Council Members: Water Buyers Should Share City’s Rationing Pain
Because Houston has restricted use by its own residents, neighboring cities that buy Houston water ought to consider how they use it, some City Council members say.
Houston has limited lawn watering within the city limits to twice a week since August. The Chronicle reported Sunday that there are no such limits on residents of neighboring communities whose city halls or water agencies resell water purchased from Houston.
“When somebody doesn’t conserve, it greatly affects another community” during a drought, said Councilwoman Sue Lovell, a member of the city’s Water Resource Management Committee. “I think we also must at least push the communities that we sell water to conserve water.”
The city’s Public Works and Engineering Department sent a letter to various cities and districts in September asking them to “look for opportunities to reduce water consumption and pursue comparable conservation efforts” to Houston’s restrictions.
Nonetheless, in Pearland, Bellaire, Baytown and other municipalities, water authorities and utility districts continue to resell Houston water without mandatory restrictions.
Lake drawn down
One way Houston has responded to the drought is by drawing water from Lake Conroe.
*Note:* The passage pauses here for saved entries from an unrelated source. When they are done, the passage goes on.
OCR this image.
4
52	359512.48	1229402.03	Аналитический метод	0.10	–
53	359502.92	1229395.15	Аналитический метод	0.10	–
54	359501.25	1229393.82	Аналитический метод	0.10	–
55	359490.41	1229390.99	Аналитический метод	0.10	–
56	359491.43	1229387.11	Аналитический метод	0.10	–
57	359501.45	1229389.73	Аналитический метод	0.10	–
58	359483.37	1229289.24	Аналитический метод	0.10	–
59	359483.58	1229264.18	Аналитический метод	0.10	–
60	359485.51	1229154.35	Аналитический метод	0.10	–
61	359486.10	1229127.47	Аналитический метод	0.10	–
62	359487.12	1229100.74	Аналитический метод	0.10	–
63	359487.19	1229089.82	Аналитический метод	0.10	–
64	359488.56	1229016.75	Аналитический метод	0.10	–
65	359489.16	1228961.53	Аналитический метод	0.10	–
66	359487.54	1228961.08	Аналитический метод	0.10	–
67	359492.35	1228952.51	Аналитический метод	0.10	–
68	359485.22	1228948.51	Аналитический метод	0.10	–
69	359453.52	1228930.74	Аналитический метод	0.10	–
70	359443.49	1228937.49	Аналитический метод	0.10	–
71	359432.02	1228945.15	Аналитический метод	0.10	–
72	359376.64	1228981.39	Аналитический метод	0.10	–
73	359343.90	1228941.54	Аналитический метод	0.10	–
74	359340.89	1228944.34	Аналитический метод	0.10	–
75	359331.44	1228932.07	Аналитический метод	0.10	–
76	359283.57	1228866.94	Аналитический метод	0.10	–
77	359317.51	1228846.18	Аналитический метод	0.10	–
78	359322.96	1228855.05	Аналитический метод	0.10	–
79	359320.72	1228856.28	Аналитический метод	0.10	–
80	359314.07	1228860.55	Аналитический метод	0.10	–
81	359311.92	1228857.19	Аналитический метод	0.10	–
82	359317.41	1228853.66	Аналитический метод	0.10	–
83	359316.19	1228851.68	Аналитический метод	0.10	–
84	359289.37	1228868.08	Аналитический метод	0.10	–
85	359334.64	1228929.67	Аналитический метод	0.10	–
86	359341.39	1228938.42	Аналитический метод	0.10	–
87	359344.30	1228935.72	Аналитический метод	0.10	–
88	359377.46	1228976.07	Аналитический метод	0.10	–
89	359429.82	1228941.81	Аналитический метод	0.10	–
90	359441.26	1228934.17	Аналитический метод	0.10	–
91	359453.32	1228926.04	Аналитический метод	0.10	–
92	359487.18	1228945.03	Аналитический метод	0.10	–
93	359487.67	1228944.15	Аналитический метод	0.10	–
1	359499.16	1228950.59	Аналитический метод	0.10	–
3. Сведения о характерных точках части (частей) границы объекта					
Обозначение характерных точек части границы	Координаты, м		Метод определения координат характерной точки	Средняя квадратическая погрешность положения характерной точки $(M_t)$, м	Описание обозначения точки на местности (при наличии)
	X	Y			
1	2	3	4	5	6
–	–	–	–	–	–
The resulting sunken water level has caused some complaints that business is hurt because of fewer visitors or even physical lack of access to restaurants that can be approached only by boat.
Any conservation that would slow the drawdown of the lake would help the community around it, said Stew Darsey, president of the Greater Conroe/Lake Conroe Area Chamber of Commerce. However, he said he has no problem with Houston not asking its customer cities to cut back.
“Houston’s short of water for a lot of reasons,” said Darsey, but he does not figure that other cities’ profligacy is one of them. “Houston’s short of water because they have water leaking.”
At one point last summer, the city’s Public Works and Engineering Department had a backlog of more than 1,000 water main breaks, causing the loss of millions of gallons a day, a point Clear Brook City Municipal Utility District general manager Chris Clark seized on.
“Look, you’ve got a thousand leaks, and that is a far greater problem than your constituents using water in a silly manner,” said Clark, whose agency serves 23,000 people.
Houston cannot demand that its customer cities restrict water use. In most cases, the water sales are covered by decades-long contracts that govern the terms of the sales. In addition, imposing restrictions could be complicated because many customer cities do not rely exclusively on Houston water.
Councilwoman Melissa Noriega, also a member of the water committee, said the area’s cities ought to conserve water in the spirit of regional cooperation, regardless of contractual obligations.
“What the letter of the law is might not be the same thing as the right thing to do,” she said. “We’re all in this together. If we use all the water, we’re all in the same boat, with or without a place to float it.”
Councilman Mike Sullivan, who chairs the water committee, previously said he intends to have the committee take up the matter in January.